Luma Vision has announced the expansion of its clinical programme with the first patient enrolments in two additional European studies at Na Homolce Hospital with Vivek Reddy (Mount Sinai, New York, USA) and Petr Neuzil (Na Homolce Hospital, Prague, Czech Republic), as well as at KBC University Hospital with Ante Anic and Anish Amin (both KBC University Hospital, Split, Croatia). These studies are evaluating Luma Vision’s Verafeye 4D navigation and imaging platform for guiding catheter ablation procedures using a range of technologies.
The successful start of these two studies demonstrates the versatility of the Verafeye platform in guiding ablation workflows entirely through live intraprocedural imaging—2D and 4D—and precise digital anatomical models, enabling intuitive and streamlined ablation guidance and navigation, as per a Luma Vision press release.
Patients have been treated with multiple pulsed field ablation (PFA) systems in the studies, which, as stated by Luma Vision, demonstrates the compatibility of the Verafeye system. Using its 360-degree imaging coverage, advanced catheter guidance and ablation workflow support, Verafeye enables efficient single-operator procedures with “unmatched precision”, the company further claims.
The system utilised in these procedures is the latest iteration of Verafeye, for which Luma Vision recently submitted a 510(k) application to the US Food and Drug Administration (FDA), initiating the regulatory approval process. This version will form the basis of the 2026 commercial launch of Verafeye with enhanced indications as an anatomical imaging and guidance system for cardiac electrophysiology procedures, according to Luma Vision.
The company also reports that both of these milestones were highlighted during a joint visit to Luma Vision’s facility in Munich, Germany by Bavaria’s minister for health Judith Gerlach and Ireland’s minister for health Jennifer Carroll MacNeill as part of an event focused on strengthening European collaboration in cardiac healthcare innovation.

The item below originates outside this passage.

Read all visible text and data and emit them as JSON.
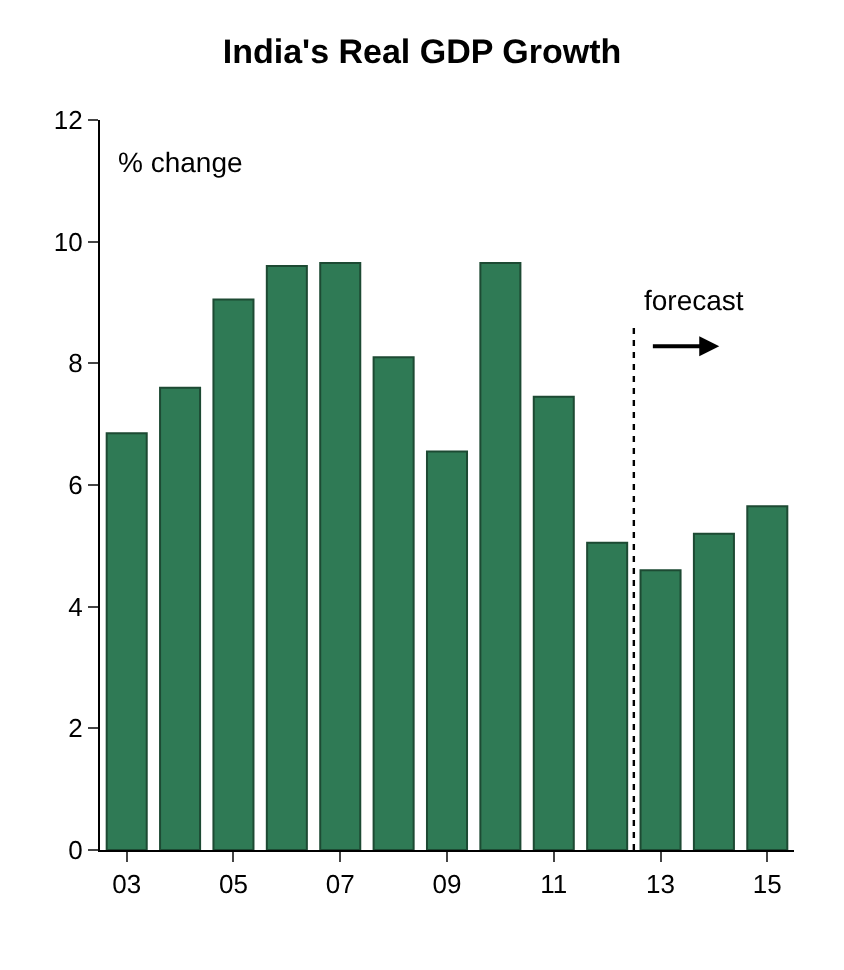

“What you are building here with the Verafeye platform is genuinely a world-first technology,” said Carroll MacNeill. “An open platform, AI [artificial intelligence]-driven 4D imaging system designed to help cardiologists see the heart in a way that has never been possible.”
“Luma Vision is a powerful example of European innovation in action—Irish and Bavarian teams working together to develop breakthrough medical technologies,” Gerlach added.
With regulatory clearance and commercial launch anticipated later this year, Luma Vision says it is preparing to scale up across key markets globally. Verafeye’s open imaging and guidance capabilities enable physicians to perform cardiac ablation using their preferred ablation tool while improving procedural speed, efficiency, and precision—and, beyond ablation, the technology is also expected to expand into structural heart interventions, including left atrial appendage closure and valve placements, the company notes.